La tempestad y la calma

Se abrió la noche, un true­no la conmovió, el so­nido barrió las soledades y entonces llegó la llu­via... Neruda canta en su oda a las distintas formas de lluvia que mojan su memoria. 

La lluvia vuelve de su in­fancia, primero en una ráfaga colérica; de pronto intensa acribillando con agujas el follaje; otras veces cayendo como un manto tempestuoso... Esta Oda a la lluvia, que leí hace tiempo, se me aparece ahora en cada imagen que veo de esa lluvia trágica que ha desbordado ríos, anegando pueblos y campos, ahogando las vidas de tantos a los que pilló desprevenidos. La naturaleza herida estalló, el cielo, que venía anunciado la tormenta, se cansó y descargó su furia como nunca. La tempestad inmi­sericorde mostró su peor cara y la vida se paró para más de 200 personas que no volverán a ver el sol. Imposible narrar el horror que hemos visto en directo, la violencia del agua en imágenes escalofriantes que tardaremos mucho tiempo en olvidar.

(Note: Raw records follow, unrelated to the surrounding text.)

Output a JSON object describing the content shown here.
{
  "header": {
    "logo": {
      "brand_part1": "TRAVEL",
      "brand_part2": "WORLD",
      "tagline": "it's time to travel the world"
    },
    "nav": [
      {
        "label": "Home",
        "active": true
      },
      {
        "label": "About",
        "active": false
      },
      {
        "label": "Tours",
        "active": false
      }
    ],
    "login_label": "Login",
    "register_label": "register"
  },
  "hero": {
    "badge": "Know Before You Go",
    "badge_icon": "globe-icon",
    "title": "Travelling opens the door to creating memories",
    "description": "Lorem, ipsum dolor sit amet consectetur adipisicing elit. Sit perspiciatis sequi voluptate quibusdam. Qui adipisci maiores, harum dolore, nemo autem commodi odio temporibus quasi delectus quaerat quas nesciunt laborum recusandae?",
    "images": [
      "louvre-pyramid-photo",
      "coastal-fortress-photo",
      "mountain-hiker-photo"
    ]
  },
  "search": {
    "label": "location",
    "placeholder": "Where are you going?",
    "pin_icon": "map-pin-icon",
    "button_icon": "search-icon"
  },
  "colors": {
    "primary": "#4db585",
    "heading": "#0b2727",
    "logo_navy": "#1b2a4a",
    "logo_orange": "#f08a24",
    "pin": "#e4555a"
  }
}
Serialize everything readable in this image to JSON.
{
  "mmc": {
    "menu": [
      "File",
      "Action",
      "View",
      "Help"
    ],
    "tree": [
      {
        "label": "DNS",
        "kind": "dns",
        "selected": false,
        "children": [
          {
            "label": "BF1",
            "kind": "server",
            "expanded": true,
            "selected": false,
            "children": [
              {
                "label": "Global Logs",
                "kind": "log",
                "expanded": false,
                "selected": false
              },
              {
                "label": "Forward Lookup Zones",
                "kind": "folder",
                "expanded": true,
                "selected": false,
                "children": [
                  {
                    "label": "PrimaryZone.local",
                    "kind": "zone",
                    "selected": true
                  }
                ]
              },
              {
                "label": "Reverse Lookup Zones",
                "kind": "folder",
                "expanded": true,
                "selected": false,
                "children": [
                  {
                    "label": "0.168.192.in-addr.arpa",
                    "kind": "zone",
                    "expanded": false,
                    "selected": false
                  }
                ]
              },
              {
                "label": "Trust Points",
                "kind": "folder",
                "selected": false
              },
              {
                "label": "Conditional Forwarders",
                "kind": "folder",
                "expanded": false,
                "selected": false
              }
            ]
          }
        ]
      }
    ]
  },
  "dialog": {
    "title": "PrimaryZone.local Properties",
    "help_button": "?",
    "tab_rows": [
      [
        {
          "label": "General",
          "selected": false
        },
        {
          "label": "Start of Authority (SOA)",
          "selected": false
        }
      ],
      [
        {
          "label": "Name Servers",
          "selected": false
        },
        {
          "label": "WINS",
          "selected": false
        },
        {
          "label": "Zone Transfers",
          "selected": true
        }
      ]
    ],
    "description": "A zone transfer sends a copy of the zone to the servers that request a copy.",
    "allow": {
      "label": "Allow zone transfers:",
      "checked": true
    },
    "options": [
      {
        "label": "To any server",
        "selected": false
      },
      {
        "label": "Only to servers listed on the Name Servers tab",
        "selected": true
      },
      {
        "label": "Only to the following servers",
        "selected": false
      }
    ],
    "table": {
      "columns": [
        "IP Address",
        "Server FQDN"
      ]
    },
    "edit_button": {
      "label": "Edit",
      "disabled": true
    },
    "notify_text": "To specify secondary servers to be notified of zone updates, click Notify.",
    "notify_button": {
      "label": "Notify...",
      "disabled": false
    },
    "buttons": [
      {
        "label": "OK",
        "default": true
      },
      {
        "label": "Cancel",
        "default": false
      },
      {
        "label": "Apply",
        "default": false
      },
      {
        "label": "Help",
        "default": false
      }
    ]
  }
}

Ríos de barro avanzando imparables, tragándose todo a su paso: los árboles, las casas, los coches, los animales, y las personas que intentaban salvarse desesperadamente. La tempestad mostraba su furia en Valencia mientras los que estábamos a salvo sentíamos un escalofrío, mezcla de miedo y tristeza, y alivio por estar lejos del horror.

Pero la tormenta se nos acercó también, días después, aunque no fue tan terrible. Estábamos preparados, avisados a tiempo para ponernos a salvo. Desde la seguridad de nuestras casas veíamos correr el agua por las calles, desbordarse los ríos, anegarse los campos. La furia de la naturaleza volvía a impactarnos y nos hacía pensar, con rabia, en esas voces discordantes que hacen oídos sordos a la ciencia y niegan lo evidente. Y nos envuelven con historias siniestras que añaden incertidumbre y desasosiego; después de los ríos de barro, ríos de tinta que lo embarran todo para ahogar conciencias. La tormenta nos envolvió con su manto tempestuoso y nos hizo sentir miedo por un futuro más que incierto. Ahora, que vuelve a lucir el sol, toca reconstruir las casas, las calles, las vidas heridas y el alma rota de los que sufrieron el zar­pa­zo de pérdidas humanas. Con el corazón des­tro­zado, para ellos no habrá consuelo.

Después de la tem­pes­tad viene la calma, decía mi abuela tocando una campanita de bronce que decía que espantaba los truenos. Envuelta en recuerdos de ausencia, esa campanita mágica duerme ahora en el silencio de un cristal protector. A veces tengo la tentación de tocarla cuando el cielo tormentoso se asoma a mi ventana, pero temo que el sortilegio se desvanezca cuando atraviese el cristal. La tempestad se fue, se llevó su oscuridad y su estruendo, y bajo un cielo sereno que presumía de luna brillante, buscando esa calma que calienta el alma, llegamos al Ateneo de Málaga para acompañar a Emilia García en la presentación de su precioso poemario Formas de mirar al mar. Subimos las escaleras, de rancio sabor a cultura, sabiendo que el acto sería un paréntesis de paz en la convulsa actualidad que nos rodea. 

Entre escritores, poetas, amigos y amantes de la literatura, el libro azul palpitaba con esos versos de mar que dejaban oír sus latidos entre aromas de sal y brea, y se asomaban a los ojos del lector abrigando el ánimo con esa cadencia hermosa que tiene el vaivén del mar. Se acercaban, se alejaban, y  dejaban en el aire la huella etérea de su belleza. A veces con mar en calma; a veces con mala mar. Por la pequeña ventana de la sala Muñoz Degrain la catedral de Málaga se elevaba coqueta brillando en el paisaje nocturno. Ella y la luna radiante se sumaban al sentir de los poetas prestando su luz a un acto de luz. 

Cálida la presentación del libro. Hermosas las palabras de Francisco Rodríguez y la escritora Carmen Ramos sobre la poesía de Emilia. Ella, que irradia paz, entre suspiros de almas sensibles leía sus poemas. El miedo es alto y ciego como noche / en mar alta, nublada, negra y gruesa / el miedo es agua helada entre mis pechos / cuando cuento las olas que me faltan. A la orilla de un mar en verso, bebiéndonos su brisa nos dejamos mecer por el vaivén de las olas. Y en la quietud de la noche serena, su calma azul nos envolvió.